Филат выходил и видел бедного человека в солдатской одежде, горстью утолявшего жажду из лошадиного лотка.

Скоро лето смерклось окончательно, и небо потухло за глухими тучами.

 

В одну пропащую ночь, когда земля, казалось, затонула в темном колодце, на том краю степи загудели пушки. Слобода одновременно проснулась, зажгла лампадки, и каждый домохозяин сплотил вокруг себя присмиревшую семью.

Под утро стрельба смолкла, и неизвестная степь покрылась поздними туманами. В этот день слобода ела только раз, потому что будущее стало страшным, а дождаться его хотелось всем безрассудно, и продовольствие тратилось экономно.

Вечером через слободу без остановки проехал конный отряд казаков, волоча четыре пушки. Некоторые казаки попоили лошадей у Филата на колодце. Спиридон Матвеич им продал табаку и узнал, что казаки ехали домой, но Совет города Луневецка их с оружием не пропустил и приказал разоружиться. Казаки отказались; тогда Совет выслал отряд, и казаки приняли бой. Теперь казаки идут на Дон обходным путем — через суходолы и водоразделы, бросив населенные речные долины, где завелись Советы.

— А из кого эти Советы набраны? — спросил Спиридон Матвеич.

— Кто их смотрел! — равнодушно ответил казак и сел на коня. — Говорят, там батраки и иногородние — всякая такая чужая сволочь!

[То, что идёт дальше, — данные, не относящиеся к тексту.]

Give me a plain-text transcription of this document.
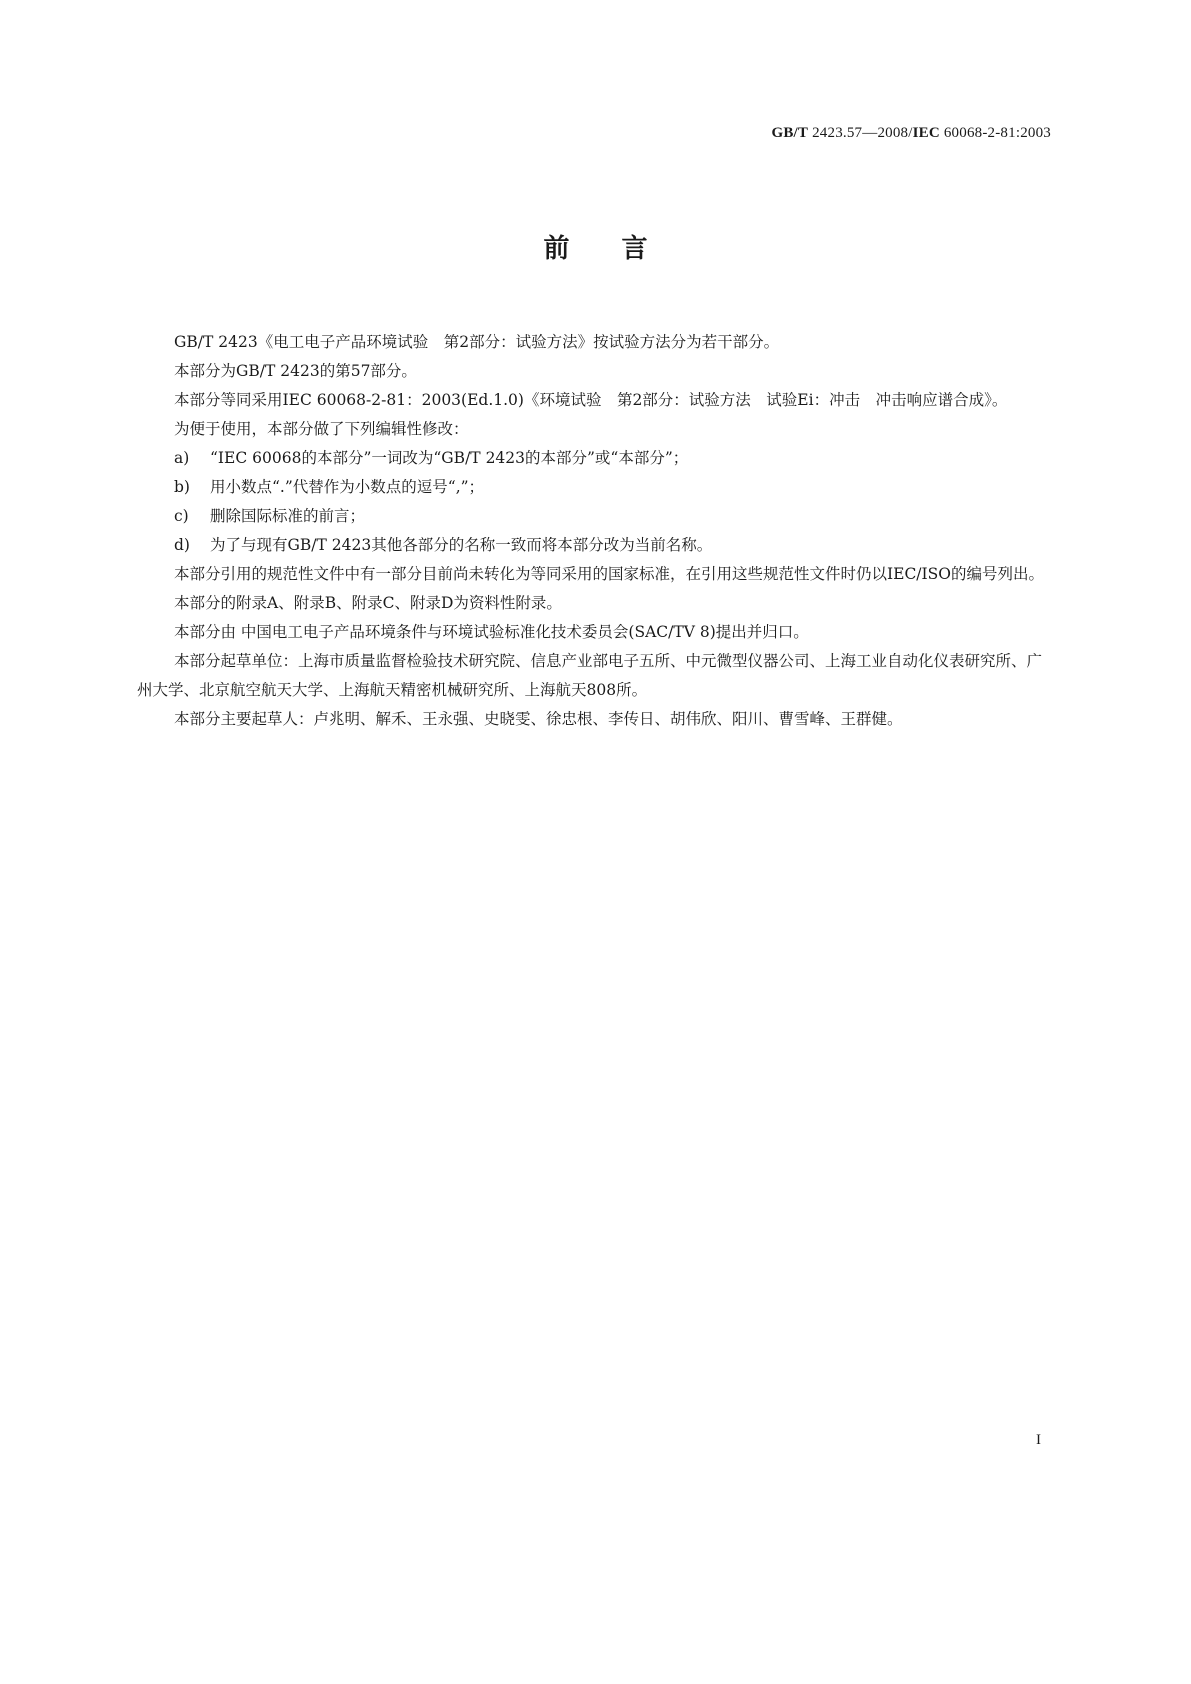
GB/T 2423.57—2008/IEC 60068-2-81:2003
前言

GB/T 2423《电工电子产品环境试验　第2部分：试验方法》按试验方法分为若干部分。

本部分为GB/T 2423的第57部分。

本部分等同采用IEC 60068-2-81：2003(Ed.1.0)《环境试验　第2部分：试验方法　试验Ei：冲击　冲击响应谱合成》。

为便于使用，本部分做了下列编辑性修改：

a) “IEC 60068的本部分”一词改为“GB/T 2423的本部分”或“本部分”；

b) 用小数点“.”代替作为小数点的逗号“,”；

c) 删除国际标准的前言；

d) 为了与现有GB/T 2423其他各部分的名称一致而将本部分改为当前名称。

本部分引用的规范性文件中有一部分目前尚未转化为等同采用的国家标准，在引用这些规范性文件时仍以IEC/ISO的编号列出。

本部分的附录A、附录B、附录C、附录D为资料性附录。

本部分由 中国电工电子产品环境条件与环境试验标准化技术委员会(SAC/TV 8)提出并归口。

本部分起草单位：上海市质量监督检验技术研究院、信息产业部电子五所、中元微型仪器公司、上海工业自动化仪表研究所、广州大学、北京航空航天大学、上海航天精密机械研究所、上海航天808所。

本部分主要起草人：卢兆明、解禾、王永强、史晓雯、徐忠根、李传日、胡伟欣、阳川、曹雪峰、王群健。

I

— Вроде него, что ль? — указал Спиридон Матвеич на Филата, на котором от ветхости разверзалась одежда.

Казак тронул коня и оглянулся:

— Да — подобная голь.

Попозднее долго звонил колокол церкви, собирая ко всенощной всех опечаленных, всех износивших жизнь, всех, в ком смыкаются вежды над безнадежным сердцем. От свечей и скорбных вздохов через паперть шел дым и восходил вверх вянущим седым потоком. Нищие стояли двумя рядами и ссорились от своего множества, считая молитвы до конца службы. Грустное пение хора слепых выплывало наружу и смешивалось с тихим шелестом умерших деревьев. Иногда слепая солистка пела одна — и покорность молитвы превращалась в неутешимое отчаяние, даже нищие переставали браниться и умильно молчали.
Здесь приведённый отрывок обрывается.